The International Federation of Freight Forwarders Associations (FIATA) has released a best practices paper to address corruption and bribery in freight forwarding.
The paper, produced by FIATA’s Advisory Body Legal Matters says that the Corruption Perceptions Index 2018 (Transparent International) showed that more than two-thirds of the 180 countries assessed scored below 50.
On the index, 0 means highly corrupt and 100 is very clean.
It adds that the World Bank revealed a correlation between the level of transparency in cross-border processes and regulations of a country and its Logistics Performance Index (LPI) score.
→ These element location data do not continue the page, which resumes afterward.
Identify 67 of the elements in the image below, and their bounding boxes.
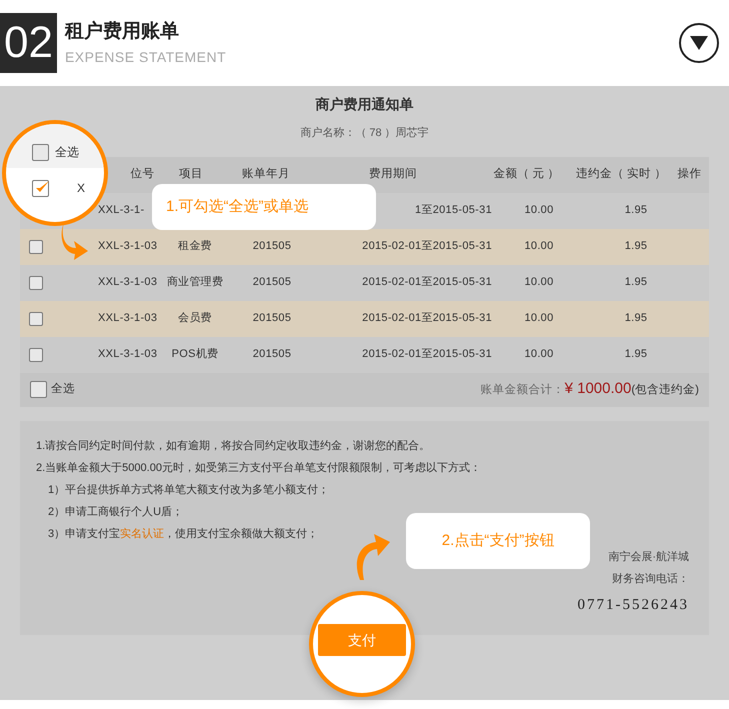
table-cell-text: 2015-02-01至2015-05-31 (362, 311, 492, 326)
phone-number: 0771-5526243 (578, 596, 689, 614)
checkbox[interactable] (29, 276, 43, 290)
note-text: 1.请按合同约定时间付款，如有逾期，将按合同约定收取违约金，谢谢您的配合。 (36, 438, 430, 454)
table-cell-text: 会员费 (178, 311, 212, 326)
table-cell-text: XXL-3-1-03 (98, 347, 158, 362)
merchant-name: 商户名称：（ 78 ）周芯宇 (299, 126, 430, 141)
select-all-label: 全选 (55, 144, 79, 161)
table-cell-text: 201505 (252, 239, 292, 254)
note-text: 2.当账单金额大于5000.00元时，如受第三方支付平台单笔支付限额限制，可考虑以下方式： (36, 460, 481, 476)
table-cell-text: XXL-3-1- (98, 203, 144, 218)
column-header: 费用期间 (368, 166, 417, 182)
table-cell-text: 1.95 (624, 347, 648, 362)
table-cell-text: 201505 (252, 347, 292, 362)
table-cell-text: 2015-02-01至2015-05-31 (362, 347, 492, 362)
tip-callout: 2.点击“支付”按钮 (406, 513, 590, 569)
table-cell-text: 租金费 (178, 239, 212, 254)
section-number: 02 (0, 13, 57, 73)
column-header: 操作 (678, 166, 702, 182)
table-cell-text: 1.95 (624, 275, 648, 290)
checkbox[interactable] (29, 240, 43, 254)
table-cell-text: 2015-02-01至2015-05-31 (362, 239, 492, 254)
checkbox[interactable] (30, 381, 47, 398)
total-amount: ¥ 1000.00 (564, 379, 632, 400)
notice-title: 商户费用通知单 (314, 95, 414, 114)
checkbox[interactable] (32, 144, 49, 160)
collapse-button[interactable] (679, 23, 719, 63)
table-cell-text: 10.00 (524, 203, 554, 218)
table-cell-text: POS机费 (172, 347, 218, 362)
note-text: 3）申请支付宝实名认证，使用支付宝余额做大额支付； (48, 526, 318, 542)
pay-button[interactable]: 支付 (318, 624, 406, 656)
page-title: 租户费用账单 (64, 20, 180, 44)
table-cell-text: 201505 (252, 275, 292, 290)
column-header: 账单年月 (242, 166, 290, 182)
total-note: (包含违约金) (631, 382, 699, 398)
table-cell-text: 1至2015-05-31 (415, 203, 492, 218)
total-label: 账单金额合计： (480, 384, 565, 398)
page-subtitle: EXPENSE STATEMENT (64, 48, 226, 67)
table-cell-text: 10.00 (524, 275, 554, 290)
note-text: 2）申请工商银行个人U盾； (48, 504, 184, 520)
tip-callout: 1.可勾选“全选”或单选 (152, 184, 376, 230)
down-triangle-icon (689, 35, 709, 51)
select-all-label: 全选 (51, 382, 75, 397)
column-header: 位号 (130, 166, 155, 182)
table-cell-text: 201505 (252, 311, 292, 326)
table-cell-text: 10.00 (524, 347, 554, 362)
checkbox[interactable] (29, 312, 43, 326)
checkbox[interactable] (32, 180, 49, 196)
column-header: 项目 (178, 166, 203, 182)
column-header: 金额（ 元 ） (493, 166, 560, 182)
table-cell-text: 10.00 (524, 311, 554, 326)
note-text: 1）平台提供拆单方式将单笔大额支付改为多笔小额支付； (48, 482, 330, 498)
table-cell-text: 商业管理费 (166, 274, 224, 290)
table-cell-text: XXL-3-1-03 (98, 239, 158, 254)
checkbox[interactable] (29, 348, 43, 362)
table-cell-text: 10.00 (524, 239, 554, 254)
company-name: 南宁会展·航洋城 (608, 550, 689, 564)
column-header: 违约金（ 实时 ） (576, 166, 666, 182)
phone-label: 财务咨询电话： (612, 572, 689, 587)
table-cell-text: 1.95 (624, 203, 648, 218)
table-cell-text: 2015-02-01至2015-05-31 (362, 275, 492, 290)
table-cell-text: X (77, 180, 86, 197)
verification-link[interactable]: 实名认证 (120, 528, 164, 540)
table-cell-text: XXL-3-1-03 (98, 311, 158, 326)
table-cell-text: 1.95 (624, 311, 648, 326)
table-cell-text: 1.95 (624, 239, 648, 254)
table-cell-text: XXL-3-1-03 (98, 275, 158, 290)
Poor performers in the LPI also did not have transparent borders, with informal payments being rare among the top 30 countries but common in lower performers.
Saying that corruption and bribery is a deep routed problem in many countries, the LPI Report 2018 (World Bank) showed that in comparison with 2015, the improvement in incidences of corruption is slower than that of customs, other procedures or trade and transport infrastructure.
Richard Gluck, chair of FIATA’s Advisory Body Legal Matters says: “It recommends adoption of clear rules on sensitive issues like gift-giving, facilitation payments and employment of third-party service providers. Recommended processes to deal with bribery solicitations from public officials are also included to help members in such situations.”
Babar Badat, president of FIATA adds: “Fighting against corruption and bribery is critical to create a level-playing field for the logistics and freight forwarding industry and to lower the costs of trade for the entire supply chain. No one can win this fight on their own. FIATA will continue to work with all stakeholders and strive for a better business environment for the industry.”